Local volunteers have joined the statewide effort to repeal House Bill 194, a would-be law that opponents say smacks of voter suppression. Volunteers across Ohio hope to collect more than 231,000 signatures and file them with the Ohio Secretary of State by Sept. 29 — one day before the bill is supposed to go into effect.
An upstart citizens group, Stand Up For Ohio — Ross County Movement Builders, has amassed nearly two-thirds of its goal of 1,122 signatures in Ross County, coordinator Portia Boulger said. The larger goal, Boulger said, is to put HB 194 on hold and place it on the ballot in November 2012 as a statewide referendum.

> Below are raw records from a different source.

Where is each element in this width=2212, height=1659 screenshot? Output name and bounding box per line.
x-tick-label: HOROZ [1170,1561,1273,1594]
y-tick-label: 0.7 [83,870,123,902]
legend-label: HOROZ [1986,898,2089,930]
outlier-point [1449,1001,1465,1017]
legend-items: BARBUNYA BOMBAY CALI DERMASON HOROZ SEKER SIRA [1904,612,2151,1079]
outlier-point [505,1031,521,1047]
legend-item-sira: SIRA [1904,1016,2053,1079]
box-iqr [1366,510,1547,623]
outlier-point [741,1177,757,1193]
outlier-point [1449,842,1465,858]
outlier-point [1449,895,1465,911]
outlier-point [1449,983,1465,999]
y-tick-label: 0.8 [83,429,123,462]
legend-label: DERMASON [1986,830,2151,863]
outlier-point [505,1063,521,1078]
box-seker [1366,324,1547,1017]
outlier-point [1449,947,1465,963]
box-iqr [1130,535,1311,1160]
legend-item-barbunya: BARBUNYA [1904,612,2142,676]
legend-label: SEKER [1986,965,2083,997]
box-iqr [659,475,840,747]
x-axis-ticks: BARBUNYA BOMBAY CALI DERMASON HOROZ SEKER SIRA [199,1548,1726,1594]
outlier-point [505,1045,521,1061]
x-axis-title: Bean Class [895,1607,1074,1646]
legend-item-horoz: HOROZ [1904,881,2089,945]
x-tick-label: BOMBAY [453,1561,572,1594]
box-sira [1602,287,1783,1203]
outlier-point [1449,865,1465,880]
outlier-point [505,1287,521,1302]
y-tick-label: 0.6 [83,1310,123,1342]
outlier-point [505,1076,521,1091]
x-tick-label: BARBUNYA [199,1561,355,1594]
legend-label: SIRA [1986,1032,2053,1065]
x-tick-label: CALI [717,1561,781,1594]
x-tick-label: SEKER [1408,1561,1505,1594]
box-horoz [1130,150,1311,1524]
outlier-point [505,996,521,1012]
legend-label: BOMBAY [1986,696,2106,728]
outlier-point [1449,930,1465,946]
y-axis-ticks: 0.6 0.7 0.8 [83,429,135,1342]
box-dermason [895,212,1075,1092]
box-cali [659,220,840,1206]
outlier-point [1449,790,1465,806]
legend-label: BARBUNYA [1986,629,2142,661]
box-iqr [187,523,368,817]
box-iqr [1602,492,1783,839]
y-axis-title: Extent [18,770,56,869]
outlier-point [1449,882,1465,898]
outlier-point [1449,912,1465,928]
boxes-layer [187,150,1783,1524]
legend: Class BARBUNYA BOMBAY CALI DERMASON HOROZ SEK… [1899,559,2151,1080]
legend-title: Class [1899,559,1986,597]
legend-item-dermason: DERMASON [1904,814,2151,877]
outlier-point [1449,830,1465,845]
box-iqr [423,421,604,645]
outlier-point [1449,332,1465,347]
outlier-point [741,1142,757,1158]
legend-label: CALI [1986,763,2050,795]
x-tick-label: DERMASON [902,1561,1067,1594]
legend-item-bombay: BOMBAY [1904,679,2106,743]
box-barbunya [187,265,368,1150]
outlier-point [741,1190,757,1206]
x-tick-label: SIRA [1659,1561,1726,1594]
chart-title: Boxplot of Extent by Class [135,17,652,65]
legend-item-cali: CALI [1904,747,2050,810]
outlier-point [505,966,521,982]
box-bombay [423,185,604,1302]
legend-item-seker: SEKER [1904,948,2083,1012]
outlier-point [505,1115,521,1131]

House Bill 194, passed in June by the Republican-controlled Ohio General Assembly, is, according to Republicans, a package of election law reforms that will ensure consistency in voting practices across the state. Democrats, however, have portrayed the bill as a partisan package designed to suppress the early absentee and in-person voting that gave Democrats an edge in 2008.
Among the most controversial parts of the bill:
» A shorter period of time for mail-in absentee voting. The window would shrink from 35 days to 21.
» A limit on the number of days people can vote early at their boards of elections, down to 14 days from 35.
» Voting on three of the busiest days for in-person voting from 2008 — Saturday, Sunday and Monday before the election — would be eliminated.
» Poll workers at polling places with multiple precincts may direct people who show up to the wrong table to the right one but would not be required to do so.
» Absentee ballots would be mailed only upon request from voters, not as a general practice, as is the case in some larger counties.
Opponents of HB 194 fear the legislation will hurt voter turnout, bring back long lines on Election Day and disenfranchise elderly, minority, working-class and student voters.
Boulger and two other local volunteers visited Hopeton Terrace on Thursday and spoke to a group of senior citizens about what changes HB 194 would bring. The retirement community off Western Avenue is home to limited-income residents 65 and older.